Benjamin Giorgio Galli è morto combattendo in Ucraina contro l’esercito russo. Il foreign fighter italiano, 27 anni originario di Varese, si era unito alla Legione Internazionale di difesa dell’Ucraina. Sul suo profilo Facebook, in cui compare in divisa e arma in pugno, compaiono le condoglianze alla famiglia e un messaggio in cui viene definito «eroe dell’Ucraina».

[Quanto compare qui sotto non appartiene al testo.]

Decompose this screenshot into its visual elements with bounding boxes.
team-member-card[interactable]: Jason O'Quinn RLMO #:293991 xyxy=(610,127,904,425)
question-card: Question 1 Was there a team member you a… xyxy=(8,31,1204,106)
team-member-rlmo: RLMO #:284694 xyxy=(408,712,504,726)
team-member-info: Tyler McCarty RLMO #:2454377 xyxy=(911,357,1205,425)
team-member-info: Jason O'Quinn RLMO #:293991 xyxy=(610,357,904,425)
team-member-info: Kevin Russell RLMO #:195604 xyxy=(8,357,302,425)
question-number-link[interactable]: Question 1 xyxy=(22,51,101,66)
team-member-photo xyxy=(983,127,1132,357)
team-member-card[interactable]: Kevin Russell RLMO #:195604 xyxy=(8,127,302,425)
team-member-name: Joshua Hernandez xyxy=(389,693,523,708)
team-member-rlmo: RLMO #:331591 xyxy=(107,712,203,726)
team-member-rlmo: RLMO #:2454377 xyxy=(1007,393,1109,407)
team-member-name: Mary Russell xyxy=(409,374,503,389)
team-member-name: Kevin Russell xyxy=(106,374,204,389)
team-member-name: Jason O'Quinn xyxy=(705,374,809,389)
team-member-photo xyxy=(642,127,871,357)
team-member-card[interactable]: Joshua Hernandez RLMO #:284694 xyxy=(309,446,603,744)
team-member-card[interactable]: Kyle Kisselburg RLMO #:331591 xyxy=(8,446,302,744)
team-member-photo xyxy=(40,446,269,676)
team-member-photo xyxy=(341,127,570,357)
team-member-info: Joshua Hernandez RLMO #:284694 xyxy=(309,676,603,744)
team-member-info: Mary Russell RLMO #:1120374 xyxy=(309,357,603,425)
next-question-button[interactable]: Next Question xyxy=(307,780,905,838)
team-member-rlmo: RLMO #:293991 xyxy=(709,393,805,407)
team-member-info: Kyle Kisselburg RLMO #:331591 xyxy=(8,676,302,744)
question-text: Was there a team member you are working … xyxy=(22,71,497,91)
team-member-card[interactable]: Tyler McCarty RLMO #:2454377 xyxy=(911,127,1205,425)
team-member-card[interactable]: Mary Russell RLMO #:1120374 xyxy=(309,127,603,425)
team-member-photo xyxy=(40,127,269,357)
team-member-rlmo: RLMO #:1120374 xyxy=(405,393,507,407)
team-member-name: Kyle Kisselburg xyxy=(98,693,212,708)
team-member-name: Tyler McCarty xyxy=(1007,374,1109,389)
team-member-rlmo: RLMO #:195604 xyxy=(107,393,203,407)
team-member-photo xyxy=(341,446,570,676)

Galli era andato in Ucraina dall’Olanda passando dalla Polonia e si era unito alla prima Legione Internazionale di difesa dell’Ucraina. Sarebbe stato ucciso nella zona di Kharkiv. «Il vostro compagno è morto da eroe questa settimana», ha scritto il papà agli amici del giovane. Aveva la cittadinanza olandese, dove si era trasferito con la famiglia negli ultimi anni.

«È morto da eroe», ha detto il padre Gabriel Galli agli amici di Winterswijk, città olandese di 30mila abitanti al confine con la Germania dove risiedeva, e di Bedero Valcuvia, un piccolo paese a nord di Varese dove è cresciuto. Lo scorso 13 settembre il padre aveva scritto sul suo profilo Facebook: «Mio Figlio Benjamin G. Galli 27\01\95. Nominato eroe in azioni di guerra! Ci ha salutati! Dicendo fate i bravi. Quando ritorno mi faccio un anno di vacanza». Da Winterswijk, aveva attraversato la Germania e poi la Polonia per arruolarsi nella Legione Internazionale di difesa dell’Ucraina come olandese.

Grande appassionato di soft air, Benjamin Galli aveva deciso poco dopo lo scoppio della guerra di andare a combattere , postando sul suo profilo alcune foto in divisa e con le armi in mano. «Era convinto di andare a combattere una guerra dalla parte giusta, contro un’invasione illegittima», spiegano i suoi genitori, con il padre che su Facebook spiegava che «i Russi scappano dopo avere torturato le donne e le bambine! Non è giusto! Se la passano liscia ! Lo faranno ancora. Per questo serve giustizia». «Lo zio migliore del mondo, mi manchi», ha scritto la sorella Anna, ricevendo le condoglianze nei commenti. «Ti voglio bene, sarai sempre nei miei pensieri, il tuo sorriso sarà nelle mie preghiere, fratello Ben, eroe dell’Ucraina», ha scritto in inglese un suo commilitone sotto l’ultimo post del suo profilo Facebook, dove si è scatenata la consueta rissa social tra chi apprezza il suo coraggio perché «hai lottato e ti sei sacrificato per la parte giusta», tra chi invece scrive «Dispiace per te, dispiace chi ti ha coinvolto o non ti ha frenato in questa follia..» fino ai sostenitori di Putin che commentano con «bellissima notizia».